12 - Win Win Solution

163 25 2
                                    

Under 12 Star | 12 - Win Win Solution

NonaHawa gak pernah lelah buat mengingatkan kalian buat tekan tanda bintang setelah baca ya. Happy reading 😘

•°•°•°•°•

Sebuah ruangan besar berisi puluhan kursi mengelilingi meja oval raksasa. Salah satu pengacara muda berusia tiga puluh tahun tertangkap sedang memijit pelipisnya dan sesekali mengusap layar ponsel oleh beberapa pasang mata rekan satu profesi yang didominasi empat puluh hingga lima puluh tahunan.

"Bagaimana pendapat Anda, Mr. Wilton?"

Seolah otak kiri dan kanan bekerja beriringan, Kenziel seketika mendongak. Ia melirik beberapa orang yang terang-terangan berbisik dan menanti jawabannya. Namun siapa sangka jika gunjingan berubah menjadi kekaguman kala pria yang mengenakan setelan grey yang sebelumnya melamun justru melontarkan pertanyaan dengan tenang.

"Apa Mr. Carington yakin jika terdakwa yang autis tidak melakukan pembunuhan?"

Pria tambun berjas hitam dengan dasi army melihat sekitar sebelum menatap Kenziel. "Tentu saja tidak, Mr. Wilton. Kenapa Anda bertanya seperti itu?"

Tangan kiri yang berada di bawah meja membuka lagi layar ponsel. Pun pandangan Kenziel tertuju ke bawah untuk sesaat. Notifikasi pesan yang ia tunggu tak kunjung datang. Ia memasukkan ponsel ke saku jas dalam sebelum menerbitkan senyum tipis.

"Itu point utamanya. Anda harus yakin dengan klien Anda, Mr. Carington."

Sontak semua saling berpandang bingung dengan jawaban Kenziel. Mereka menatap bergantian pria tambun yang saat ini dipojokkan oleh Kenziel. Pria yang kewarasannya seolah terjebak dalam benda pipih bernama ponsel, menekan-nekan kuku telunjuk pada ibu jari. Ia bahkan melihat arloji untuk menghitung berapa menit lagi ia bisa keluar.

Kedua alis Mr. Carington bertaut. "Maaf?"

Senyum tipis penuh wibawa tersemat saat Kenziel membenarkan jasnya. "Penderita autis tidak melakukan tindakan impulsif jika tidak ada pemicunya. Anggap dia benar-benar membunuh, bukti sudah Anda kantongi, dan saksi ada di depan mata. Semua mengarah pada terdakwa. Lantas, apa Anda yakin jika itu dilakukan secara sengaja? Bukankah hanya mengandalkan hal tersebut jelas-jelas membuat Anda terlihat kurang cakap dalam investigasi?"

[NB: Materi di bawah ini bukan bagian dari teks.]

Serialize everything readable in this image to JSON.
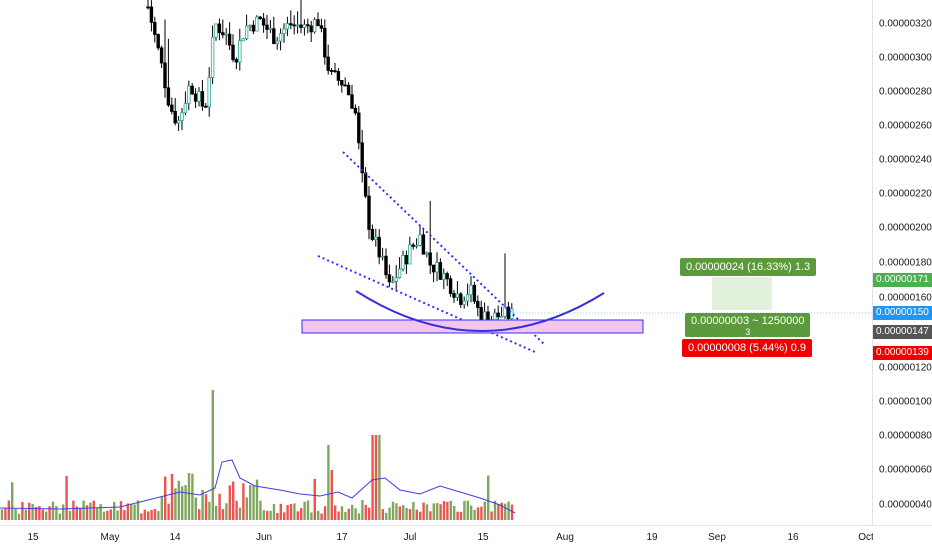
{
  "y_axis_ticks": [
    "0.00000320",
    "0.00000300",
    "0.00000280",
    "0.00000260",
    "0.00000240",
    "0.00000220",
    "0.00000200",
    "0.00000180",
    "0.00000160",
    "0.00000120",
    "0.00000100",
    "0.00000080",
    "0.00000060",
    "0.00000040"
  ],
  "x_axis_ticks": [
    "15",
    "May",
    "14",
    "Jun",
    "17",
    "Jul",
    "15",
    "Aug",
    "19",
    "Sep",
    "16",
    "Oct"
  ],
  "price_tags": {
    "target": "0.00000171",
    "current": "0.00000150",
    "entry": "0.00000147",
    "stop": "0.00000139"
  },
  "position_labels": {
    "profit": "0.00000024 (16.33%) 1.3",
    "middle": "0.00000003 ~ 1250000",
    "middle_sub": "3",
    "loss": "0.00000008 (5.44%) 0.9"
  },
  "colors": {
    "up": "#26a69a",
    "down": "#000000",
    "vol_up": "#7fa65d",
    "vol_down": "#ef5350",
    "current_tag": "#2196f3",
    "target_tag": "#4caf50",
    "entry_tag": "#555555",
    "stop_tag": "#f00000",
    "zone_fill": "#f3c6f0",
    "zone_border": "#2f2fff",
    "curve": "#3a2fd6"
  }
}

Pria tambun yang meminta saran seolah mengalami kejutan. Emosinya terpantik, didukung air wajah datar. "Apa karena Anda sejak tadi melamun, Anda tidak melihat bukti apa saja yang saya miliki, Mr. Wilton?"

Wajah tenang Kenziel tak bisa menutupi kegelisahan dari tangan yang meraba saku jas, menanti getar ponsel yang menandakan adanya notifikasi, yang sayangnya hanya berupa harapan. Kenziel masih menetralkan suaranya saat kembali bersuara. "Maaf, Mr. Carington, yang saya maksud, bisa jadi motif pembunuhan didasarkan pada upaya membela diri yang dia lakukan secara spontan. Tidak seperti kita yang normal, seseorang yang autis akan bertindak impulsif tanpa memikirkan risiko."

"Itulah masalahnya, Mr. Wilton. Bagaimana kita tahu jika hal itu didasarkan pada upaya membela diri jika terdakwa saja sulit memberi keterangan. Sekalipun terdakwa bersuara, saya yakin jika pernyataannya pasti diragukan keabsahannya oleh hakim dengan alasan kondisi mental. Jaksa pun menekan dengan berbagai bukti jika itu pembelaan diri yang dilakukan terdakwa."